Es gibt das Stichwort von der individuellen Therapie. Was bedeutet das in der Homöopathie?
Dr. Träger: Schauen Sie, immer mehr Menschen möchten selbstbestimmt Verantwortung für ihre Gesundheit übernehmen und als "mündiger" Patient wahrgenommen werden. Und die Homöopathie bietet eben genau dies: Keine vorgefertigten Lösungen, sondern die Möglichkeit für individuelle Therapien. Eine Kombination aus homöopathischer und schulmedizinischer Therapie ist dabei problemlos möglich. Ich kann mehr als die Hälfte meiner Patienten rein homöopathisch behandeln und bei vielen anderen die Dosierung notwendiger chemisch-synthetischer Medikamente reduzieren, ein sehr wichtiger Baustein in einer individuellen Therapie.
Welche Erkrankungen lassen sich denn Ihrer Erfahrung nach besonders erfolgreich homöopathisch behandeln?

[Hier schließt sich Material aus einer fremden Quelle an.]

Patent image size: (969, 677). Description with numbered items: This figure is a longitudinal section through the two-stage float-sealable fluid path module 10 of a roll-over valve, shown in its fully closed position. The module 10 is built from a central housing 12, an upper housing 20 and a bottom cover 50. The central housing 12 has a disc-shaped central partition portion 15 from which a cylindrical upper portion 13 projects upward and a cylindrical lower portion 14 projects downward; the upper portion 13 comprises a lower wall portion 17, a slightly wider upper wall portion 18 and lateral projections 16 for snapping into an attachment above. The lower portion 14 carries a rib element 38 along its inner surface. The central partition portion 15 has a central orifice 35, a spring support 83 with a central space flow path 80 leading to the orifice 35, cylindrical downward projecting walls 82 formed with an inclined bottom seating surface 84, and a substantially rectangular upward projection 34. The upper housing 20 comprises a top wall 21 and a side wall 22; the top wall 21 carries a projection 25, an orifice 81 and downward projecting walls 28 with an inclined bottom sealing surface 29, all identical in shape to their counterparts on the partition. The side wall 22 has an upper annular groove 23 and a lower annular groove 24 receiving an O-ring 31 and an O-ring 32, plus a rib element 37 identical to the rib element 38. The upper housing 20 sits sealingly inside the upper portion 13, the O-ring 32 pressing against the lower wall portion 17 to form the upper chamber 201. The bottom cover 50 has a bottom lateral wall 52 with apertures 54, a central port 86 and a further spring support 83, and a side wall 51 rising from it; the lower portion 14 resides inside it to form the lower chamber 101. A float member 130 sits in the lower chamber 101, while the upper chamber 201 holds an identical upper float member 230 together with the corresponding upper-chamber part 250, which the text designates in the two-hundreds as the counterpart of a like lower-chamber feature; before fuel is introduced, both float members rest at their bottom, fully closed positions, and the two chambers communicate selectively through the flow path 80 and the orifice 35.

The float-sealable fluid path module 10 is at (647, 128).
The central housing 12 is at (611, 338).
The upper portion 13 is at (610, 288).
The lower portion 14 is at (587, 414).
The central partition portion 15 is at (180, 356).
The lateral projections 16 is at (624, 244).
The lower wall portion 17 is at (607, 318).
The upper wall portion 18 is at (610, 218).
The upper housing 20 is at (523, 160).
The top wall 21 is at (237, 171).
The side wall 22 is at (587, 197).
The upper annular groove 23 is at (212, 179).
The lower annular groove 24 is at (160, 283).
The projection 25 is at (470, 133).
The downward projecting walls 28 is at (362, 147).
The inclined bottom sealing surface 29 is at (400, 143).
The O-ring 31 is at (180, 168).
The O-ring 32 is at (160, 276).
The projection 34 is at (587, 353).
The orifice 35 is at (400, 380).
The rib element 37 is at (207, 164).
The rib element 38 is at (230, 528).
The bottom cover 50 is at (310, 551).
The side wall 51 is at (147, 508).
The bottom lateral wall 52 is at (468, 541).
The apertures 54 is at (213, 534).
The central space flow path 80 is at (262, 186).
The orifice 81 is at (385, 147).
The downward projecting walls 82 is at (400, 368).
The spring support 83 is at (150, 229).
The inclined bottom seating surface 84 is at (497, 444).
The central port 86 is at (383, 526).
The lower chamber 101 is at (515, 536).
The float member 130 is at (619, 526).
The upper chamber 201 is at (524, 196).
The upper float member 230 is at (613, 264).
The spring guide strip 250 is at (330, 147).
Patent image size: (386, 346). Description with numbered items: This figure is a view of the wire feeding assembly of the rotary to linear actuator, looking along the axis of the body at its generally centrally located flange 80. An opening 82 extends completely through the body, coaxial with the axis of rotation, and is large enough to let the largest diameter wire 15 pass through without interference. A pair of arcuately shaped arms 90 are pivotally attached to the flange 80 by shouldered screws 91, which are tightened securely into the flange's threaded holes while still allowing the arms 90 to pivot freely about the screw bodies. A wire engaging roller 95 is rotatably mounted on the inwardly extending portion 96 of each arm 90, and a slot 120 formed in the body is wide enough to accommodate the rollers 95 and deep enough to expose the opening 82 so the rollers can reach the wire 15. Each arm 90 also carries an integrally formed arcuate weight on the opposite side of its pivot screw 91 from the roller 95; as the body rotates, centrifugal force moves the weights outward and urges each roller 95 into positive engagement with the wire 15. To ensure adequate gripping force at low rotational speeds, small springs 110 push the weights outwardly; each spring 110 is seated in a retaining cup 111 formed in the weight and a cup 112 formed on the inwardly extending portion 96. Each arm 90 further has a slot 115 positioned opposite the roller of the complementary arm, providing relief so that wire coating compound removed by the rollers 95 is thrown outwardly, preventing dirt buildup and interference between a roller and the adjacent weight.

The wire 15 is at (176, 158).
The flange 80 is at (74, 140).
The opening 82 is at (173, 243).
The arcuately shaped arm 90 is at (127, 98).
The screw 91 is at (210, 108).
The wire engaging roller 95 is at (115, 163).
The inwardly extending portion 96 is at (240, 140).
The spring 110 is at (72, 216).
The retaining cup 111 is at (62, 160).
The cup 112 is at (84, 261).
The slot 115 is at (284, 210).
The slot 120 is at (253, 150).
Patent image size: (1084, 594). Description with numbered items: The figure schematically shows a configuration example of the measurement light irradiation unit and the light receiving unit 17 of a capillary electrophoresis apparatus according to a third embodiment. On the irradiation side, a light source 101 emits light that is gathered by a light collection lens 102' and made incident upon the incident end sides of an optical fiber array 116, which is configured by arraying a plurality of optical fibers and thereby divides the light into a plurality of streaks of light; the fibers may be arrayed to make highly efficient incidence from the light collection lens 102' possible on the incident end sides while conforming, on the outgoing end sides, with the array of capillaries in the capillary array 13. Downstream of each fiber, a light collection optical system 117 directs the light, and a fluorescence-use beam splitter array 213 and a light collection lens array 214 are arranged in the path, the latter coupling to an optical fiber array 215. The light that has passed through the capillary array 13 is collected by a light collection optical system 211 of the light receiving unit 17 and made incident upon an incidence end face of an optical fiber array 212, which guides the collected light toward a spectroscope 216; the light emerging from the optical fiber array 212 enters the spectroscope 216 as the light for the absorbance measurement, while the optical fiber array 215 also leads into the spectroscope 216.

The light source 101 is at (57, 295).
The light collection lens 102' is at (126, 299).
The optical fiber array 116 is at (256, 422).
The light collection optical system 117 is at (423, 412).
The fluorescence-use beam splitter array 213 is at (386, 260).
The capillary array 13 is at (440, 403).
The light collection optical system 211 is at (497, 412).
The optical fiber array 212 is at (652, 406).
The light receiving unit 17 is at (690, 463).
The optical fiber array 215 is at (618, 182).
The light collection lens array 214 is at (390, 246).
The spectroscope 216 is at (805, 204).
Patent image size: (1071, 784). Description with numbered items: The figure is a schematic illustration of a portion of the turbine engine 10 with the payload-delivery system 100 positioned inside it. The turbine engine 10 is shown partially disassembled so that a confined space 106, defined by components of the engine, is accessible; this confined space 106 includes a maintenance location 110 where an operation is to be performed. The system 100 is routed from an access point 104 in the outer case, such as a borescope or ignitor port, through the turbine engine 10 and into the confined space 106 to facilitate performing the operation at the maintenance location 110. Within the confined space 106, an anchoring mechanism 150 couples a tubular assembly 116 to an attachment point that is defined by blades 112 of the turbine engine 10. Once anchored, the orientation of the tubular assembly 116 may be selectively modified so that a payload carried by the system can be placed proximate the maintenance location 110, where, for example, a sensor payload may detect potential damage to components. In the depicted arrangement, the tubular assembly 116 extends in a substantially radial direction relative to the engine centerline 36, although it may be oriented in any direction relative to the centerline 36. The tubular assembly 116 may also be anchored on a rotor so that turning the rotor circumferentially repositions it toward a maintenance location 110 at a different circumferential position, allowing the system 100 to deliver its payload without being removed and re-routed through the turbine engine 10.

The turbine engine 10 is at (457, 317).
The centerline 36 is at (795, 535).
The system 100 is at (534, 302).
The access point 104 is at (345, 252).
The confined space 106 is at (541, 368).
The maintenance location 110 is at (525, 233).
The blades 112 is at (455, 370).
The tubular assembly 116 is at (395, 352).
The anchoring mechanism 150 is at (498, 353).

Dr. Träger: Besonders gute Erfahrungen mache ich bei der homöopathischen Therapie sogenannter Alltagskrankheiten. Ganz vorne in der Zufriedenheits-Abfolge liegen Erkältungen und grippale Infekte, gefolgt von Schlafstörungen und Unruhe, Schmerzen und Gelenkbeschwerden, Magen-Darmproblemen und Allergien. Und dann dürfen wir ja Eines nicht vergessen, neben der Wirksamkeit das große zweite Charakteristikum der Homöopathie – die sehr gute Verträglichkeit.
Sie plädieren außerdem dafür, homöopathische Medikamente weiterhin nur in Apotheken zu verkaufen. Warum?
Dr. Träger: Weil Apotheken eben zu den Möglichkeiten, aber auch zu den Grenzen einer Behandlung mit homöopathischen Arzneimitteln beraten können.